There are some projects where cracking is just not acceptable. In a food warehouse, for example, sanitary considerations may require the filling of all cracks. Preventing the cracks in the first place can cut maintenance costs for the life of the building. Or an owner may simply insist on a crack-free floor. On two projects, post-tensioning produced superflat floors that were and remain wholly without cracks. The first post-tensioned superflat floor in North America if not the world was installed for Carlton Cards Limited of Ontario. Shortly thereafter, another post-tensioned floor was constructed in Kansas for Hallmark Cards. Each was a high-rise, high-density warehouse.

Floor areas were comparable: 133,000 square feet and 98,000 square feet. Both slabs were 10 inches thick. Both were laid out in parallel strips about 14 « feet by 300 feet, each strip corresponding to a warehouse aisle. Different proprietary systems were used, but both projects used unbonded tendons laid in a horizontal plane at the slab's mid-depth. Stressing took place in two stages and steps were taken to allow the slabs to shrink freely to lessen the risk of early cracking. These included careful grading of the subbase, isolation of all slab penetrations, and the use of a polyethylene slipsheet to reduce friction with the subbase.

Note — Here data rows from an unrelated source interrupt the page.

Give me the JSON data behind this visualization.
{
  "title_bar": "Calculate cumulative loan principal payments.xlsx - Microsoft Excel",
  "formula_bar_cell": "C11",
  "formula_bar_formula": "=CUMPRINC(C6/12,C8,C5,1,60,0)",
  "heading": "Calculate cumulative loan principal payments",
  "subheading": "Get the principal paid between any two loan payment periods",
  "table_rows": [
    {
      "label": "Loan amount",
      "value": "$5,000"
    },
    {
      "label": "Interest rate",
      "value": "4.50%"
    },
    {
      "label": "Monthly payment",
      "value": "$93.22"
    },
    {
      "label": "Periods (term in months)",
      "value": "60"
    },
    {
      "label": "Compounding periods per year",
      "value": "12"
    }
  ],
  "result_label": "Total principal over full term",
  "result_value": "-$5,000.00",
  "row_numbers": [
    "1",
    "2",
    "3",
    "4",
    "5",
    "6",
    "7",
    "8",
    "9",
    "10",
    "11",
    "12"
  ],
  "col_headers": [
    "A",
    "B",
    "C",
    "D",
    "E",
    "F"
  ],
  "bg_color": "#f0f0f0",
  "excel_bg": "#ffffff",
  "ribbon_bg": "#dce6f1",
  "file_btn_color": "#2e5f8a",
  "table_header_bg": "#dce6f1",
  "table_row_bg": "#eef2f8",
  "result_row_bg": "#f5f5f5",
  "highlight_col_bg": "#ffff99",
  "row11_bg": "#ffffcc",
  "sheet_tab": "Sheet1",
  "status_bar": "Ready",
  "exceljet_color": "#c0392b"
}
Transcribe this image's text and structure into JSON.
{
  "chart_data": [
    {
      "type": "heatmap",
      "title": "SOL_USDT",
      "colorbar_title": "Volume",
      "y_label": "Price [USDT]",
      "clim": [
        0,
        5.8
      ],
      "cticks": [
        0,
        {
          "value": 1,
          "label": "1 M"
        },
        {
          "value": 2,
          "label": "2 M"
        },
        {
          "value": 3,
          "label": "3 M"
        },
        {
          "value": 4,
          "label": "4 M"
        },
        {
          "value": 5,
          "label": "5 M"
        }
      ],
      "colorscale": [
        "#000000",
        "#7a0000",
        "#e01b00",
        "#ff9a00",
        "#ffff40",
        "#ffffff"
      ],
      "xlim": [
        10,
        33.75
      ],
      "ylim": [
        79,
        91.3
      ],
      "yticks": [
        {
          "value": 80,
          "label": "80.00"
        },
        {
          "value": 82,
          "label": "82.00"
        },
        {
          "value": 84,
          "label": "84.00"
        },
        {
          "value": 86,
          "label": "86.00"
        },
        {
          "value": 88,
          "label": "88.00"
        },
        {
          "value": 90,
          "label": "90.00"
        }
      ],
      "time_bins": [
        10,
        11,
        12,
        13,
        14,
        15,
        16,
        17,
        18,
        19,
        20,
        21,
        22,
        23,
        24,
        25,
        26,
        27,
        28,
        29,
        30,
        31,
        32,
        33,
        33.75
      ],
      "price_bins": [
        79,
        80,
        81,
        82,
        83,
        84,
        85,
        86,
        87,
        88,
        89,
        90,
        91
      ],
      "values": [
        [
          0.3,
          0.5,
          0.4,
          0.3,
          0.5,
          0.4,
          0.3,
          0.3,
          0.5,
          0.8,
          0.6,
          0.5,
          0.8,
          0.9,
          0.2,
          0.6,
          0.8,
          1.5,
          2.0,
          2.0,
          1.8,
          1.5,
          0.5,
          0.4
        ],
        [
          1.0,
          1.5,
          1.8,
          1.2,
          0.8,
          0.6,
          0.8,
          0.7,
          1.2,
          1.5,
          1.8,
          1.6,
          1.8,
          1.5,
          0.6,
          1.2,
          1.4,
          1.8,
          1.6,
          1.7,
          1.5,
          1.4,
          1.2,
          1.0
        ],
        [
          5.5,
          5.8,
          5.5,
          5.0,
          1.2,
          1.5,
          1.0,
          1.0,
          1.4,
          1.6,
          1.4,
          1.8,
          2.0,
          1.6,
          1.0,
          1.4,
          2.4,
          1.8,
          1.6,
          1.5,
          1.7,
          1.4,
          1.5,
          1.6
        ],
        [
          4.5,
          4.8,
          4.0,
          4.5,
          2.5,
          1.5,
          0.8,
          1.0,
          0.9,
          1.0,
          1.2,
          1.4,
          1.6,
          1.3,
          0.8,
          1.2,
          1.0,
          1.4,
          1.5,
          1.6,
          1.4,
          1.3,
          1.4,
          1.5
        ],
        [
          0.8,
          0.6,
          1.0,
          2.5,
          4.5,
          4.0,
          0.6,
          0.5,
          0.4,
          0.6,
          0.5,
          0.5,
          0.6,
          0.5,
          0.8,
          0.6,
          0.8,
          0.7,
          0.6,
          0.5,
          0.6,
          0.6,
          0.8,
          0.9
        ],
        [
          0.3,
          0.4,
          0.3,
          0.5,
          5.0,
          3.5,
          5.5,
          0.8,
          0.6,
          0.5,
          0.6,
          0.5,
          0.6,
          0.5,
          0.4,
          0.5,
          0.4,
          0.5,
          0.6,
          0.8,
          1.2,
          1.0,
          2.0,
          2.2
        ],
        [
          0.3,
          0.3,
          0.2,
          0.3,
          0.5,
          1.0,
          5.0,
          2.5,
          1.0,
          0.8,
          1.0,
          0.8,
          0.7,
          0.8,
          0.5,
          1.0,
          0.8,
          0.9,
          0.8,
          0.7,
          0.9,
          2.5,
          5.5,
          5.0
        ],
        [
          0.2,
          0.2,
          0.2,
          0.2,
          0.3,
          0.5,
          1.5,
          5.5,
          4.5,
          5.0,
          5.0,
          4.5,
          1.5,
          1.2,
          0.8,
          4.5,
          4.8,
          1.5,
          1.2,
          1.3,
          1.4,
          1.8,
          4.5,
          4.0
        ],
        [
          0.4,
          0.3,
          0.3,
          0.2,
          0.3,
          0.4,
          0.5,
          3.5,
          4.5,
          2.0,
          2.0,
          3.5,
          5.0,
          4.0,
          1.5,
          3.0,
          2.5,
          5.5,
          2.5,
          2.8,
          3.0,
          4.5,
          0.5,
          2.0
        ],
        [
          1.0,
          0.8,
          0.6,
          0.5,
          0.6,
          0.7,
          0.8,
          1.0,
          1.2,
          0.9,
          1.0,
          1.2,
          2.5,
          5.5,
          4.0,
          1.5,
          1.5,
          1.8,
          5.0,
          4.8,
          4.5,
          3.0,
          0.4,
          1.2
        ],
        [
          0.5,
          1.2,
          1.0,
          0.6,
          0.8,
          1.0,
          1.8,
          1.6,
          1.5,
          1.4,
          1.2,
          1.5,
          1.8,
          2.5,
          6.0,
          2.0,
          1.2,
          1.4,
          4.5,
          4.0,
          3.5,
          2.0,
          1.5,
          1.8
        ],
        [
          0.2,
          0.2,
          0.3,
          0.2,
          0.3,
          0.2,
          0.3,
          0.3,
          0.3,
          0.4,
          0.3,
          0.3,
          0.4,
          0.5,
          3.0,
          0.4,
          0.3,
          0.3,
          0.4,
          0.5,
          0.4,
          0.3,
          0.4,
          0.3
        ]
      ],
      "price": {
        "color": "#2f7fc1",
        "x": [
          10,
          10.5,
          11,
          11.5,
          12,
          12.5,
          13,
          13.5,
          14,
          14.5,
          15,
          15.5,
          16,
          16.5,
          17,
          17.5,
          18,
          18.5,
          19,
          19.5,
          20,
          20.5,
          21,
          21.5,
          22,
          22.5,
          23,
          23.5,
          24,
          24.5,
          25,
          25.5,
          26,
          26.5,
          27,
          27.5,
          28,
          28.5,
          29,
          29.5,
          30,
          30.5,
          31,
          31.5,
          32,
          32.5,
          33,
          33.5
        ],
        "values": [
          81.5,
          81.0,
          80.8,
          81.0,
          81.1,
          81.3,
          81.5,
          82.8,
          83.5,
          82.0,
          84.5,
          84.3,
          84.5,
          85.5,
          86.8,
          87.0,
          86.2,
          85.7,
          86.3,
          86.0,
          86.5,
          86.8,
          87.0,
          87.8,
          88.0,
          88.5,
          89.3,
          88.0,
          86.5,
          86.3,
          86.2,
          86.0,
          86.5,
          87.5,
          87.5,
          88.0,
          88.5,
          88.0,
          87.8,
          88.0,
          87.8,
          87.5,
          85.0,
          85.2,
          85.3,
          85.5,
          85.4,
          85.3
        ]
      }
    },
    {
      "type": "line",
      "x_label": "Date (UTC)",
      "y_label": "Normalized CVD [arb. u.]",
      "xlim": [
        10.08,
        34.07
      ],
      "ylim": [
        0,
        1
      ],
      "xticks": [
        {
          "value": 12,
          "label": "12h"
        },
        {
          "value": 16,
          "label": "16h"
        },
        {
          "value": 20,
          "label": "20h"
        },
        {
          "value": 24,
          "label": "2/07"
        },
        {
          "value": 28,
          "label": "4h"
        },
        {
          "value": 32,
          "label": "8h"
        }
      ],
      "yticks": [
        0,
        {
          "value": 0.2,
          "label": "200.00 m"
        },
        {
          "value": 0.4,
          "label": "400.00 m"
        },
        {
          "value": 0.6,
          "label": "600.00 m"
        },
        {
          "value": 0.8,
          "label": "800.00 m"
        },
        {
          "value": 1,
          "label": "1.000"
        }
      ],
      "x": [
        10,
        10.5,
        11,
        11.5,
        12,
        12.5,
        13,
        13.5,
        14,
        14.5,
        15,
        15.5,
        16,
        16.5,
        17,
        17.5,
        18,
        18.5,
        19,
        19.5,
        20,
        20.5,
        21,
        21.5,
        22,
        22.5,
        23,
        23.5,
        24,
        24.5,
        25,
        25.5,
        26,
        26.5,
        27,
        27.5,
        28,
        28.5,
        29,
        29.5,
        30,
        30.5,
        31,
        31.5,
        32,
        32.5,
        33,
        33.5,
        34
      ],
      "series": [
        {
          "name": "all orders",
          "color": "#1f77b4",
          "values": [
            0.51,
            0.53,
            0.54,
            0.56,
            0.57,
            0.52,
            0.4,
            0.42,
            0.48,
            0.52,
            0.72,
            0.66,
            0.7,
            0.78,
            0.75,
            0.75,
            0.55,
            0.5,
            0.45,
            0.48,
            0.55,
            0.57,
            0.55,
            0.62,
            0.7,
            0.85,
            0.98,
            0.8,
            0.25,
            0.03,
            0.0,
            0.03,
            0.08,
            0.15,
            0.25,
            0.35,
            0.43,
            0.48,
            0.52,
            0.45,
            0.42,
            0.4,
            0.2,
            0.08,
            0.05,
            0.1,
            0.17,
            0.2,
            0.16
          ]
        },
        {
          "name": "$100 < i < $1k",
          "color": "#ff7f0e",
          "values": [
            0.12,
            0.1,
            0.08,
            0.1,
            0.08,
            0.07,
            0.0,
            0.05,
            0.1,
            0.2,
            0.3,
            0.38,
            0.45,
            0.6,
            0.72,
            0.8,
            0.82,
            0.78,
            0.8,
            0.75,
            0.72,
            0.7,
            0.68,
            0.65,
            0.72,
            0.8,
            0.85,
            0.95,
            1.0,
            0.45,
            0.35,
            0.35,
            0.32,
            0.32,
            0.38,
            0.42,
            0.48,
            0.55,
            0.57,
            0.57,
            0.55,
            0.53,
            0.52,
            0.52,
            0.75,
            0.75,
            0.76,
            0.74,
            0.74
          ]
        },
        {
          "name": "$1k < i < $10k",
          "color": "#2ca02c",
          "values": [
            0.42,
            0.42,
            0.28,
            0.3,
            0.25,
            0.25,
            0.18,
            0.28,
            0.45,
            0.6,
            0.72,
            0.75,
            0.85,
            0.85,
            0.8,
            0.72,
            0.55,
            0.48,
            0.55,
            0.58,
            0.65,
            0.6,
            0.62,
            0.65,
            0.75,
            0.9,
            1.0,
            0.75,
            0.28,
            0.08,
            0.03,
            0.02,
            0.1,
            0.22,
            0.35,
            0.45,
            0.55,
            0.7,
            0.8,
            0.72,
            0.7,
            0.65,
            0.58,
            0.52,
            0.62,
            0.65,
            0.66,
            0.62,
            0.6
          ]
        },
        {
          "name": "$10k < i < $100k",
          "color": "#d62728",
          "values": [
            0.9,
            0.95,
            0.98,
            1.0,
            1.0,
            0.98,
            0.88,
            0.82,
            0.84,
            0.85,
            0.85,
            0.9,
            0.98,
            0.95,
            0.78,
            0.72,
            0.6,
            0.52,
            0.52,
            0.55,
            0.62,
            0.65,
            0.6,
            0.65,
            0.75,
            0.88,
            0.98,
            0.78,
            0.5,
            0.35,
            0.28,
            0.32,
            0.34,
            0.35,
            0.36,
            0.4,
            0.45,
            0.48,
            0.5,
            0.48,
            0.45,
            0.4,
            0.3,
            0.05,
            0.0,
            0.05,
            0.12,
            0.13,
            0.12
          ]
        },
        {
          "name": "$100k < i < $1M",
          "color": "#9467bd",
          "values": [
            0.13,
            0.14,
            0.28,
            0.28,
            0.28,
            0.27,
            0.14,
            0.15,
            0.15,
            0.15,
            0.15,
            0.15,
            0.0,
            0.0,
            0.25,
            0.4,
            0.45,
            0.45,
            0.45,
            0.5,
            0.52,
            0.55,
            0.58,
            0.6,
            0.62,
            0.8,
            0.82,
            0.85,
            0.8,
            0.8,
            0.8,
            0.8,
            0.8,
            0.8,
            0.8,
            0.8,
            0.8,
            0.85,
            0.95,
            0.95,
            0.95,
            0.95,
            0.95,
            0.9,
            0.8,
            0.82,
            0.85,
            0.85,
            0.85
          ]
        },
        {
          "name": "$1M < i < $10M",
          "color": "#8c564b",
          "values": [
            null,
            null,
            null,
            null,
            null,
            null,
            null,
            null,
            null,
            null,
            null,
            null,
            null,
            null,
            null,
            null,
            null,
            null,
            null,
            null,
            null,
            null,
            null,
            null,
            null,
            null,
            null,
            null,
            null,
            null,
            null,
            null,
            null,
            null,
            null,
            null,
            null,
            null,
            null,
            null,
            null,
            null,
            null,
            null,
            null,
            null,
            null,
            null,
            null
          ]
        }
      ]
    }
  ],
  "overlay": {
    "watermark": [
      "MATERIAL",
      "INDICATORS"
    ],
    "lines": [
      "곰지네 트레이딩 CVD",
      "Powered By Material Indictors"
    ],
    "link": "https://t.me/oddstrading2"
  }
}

Along with the similarities, there were some major differences between the two jobs that show how post-tensioning can work under varied conditions. Although both jobs showed that post-tensioning can eliminate cracks in superflat floors, there are drawbacks and the extra cost cannot always be justified. Two-way post-tensioning probably makes sense only when a poor subbase, such as expansive clay, make an ordinary slab on grade questionable. But when a floor simply must be crack-free, longitudinal post-tensioning in one direction only provides a way to achieve this without compromising on flatness. In some cases the cost may be at least partly offset by reductions in slab thickness and in the amount of steel reinforcement used.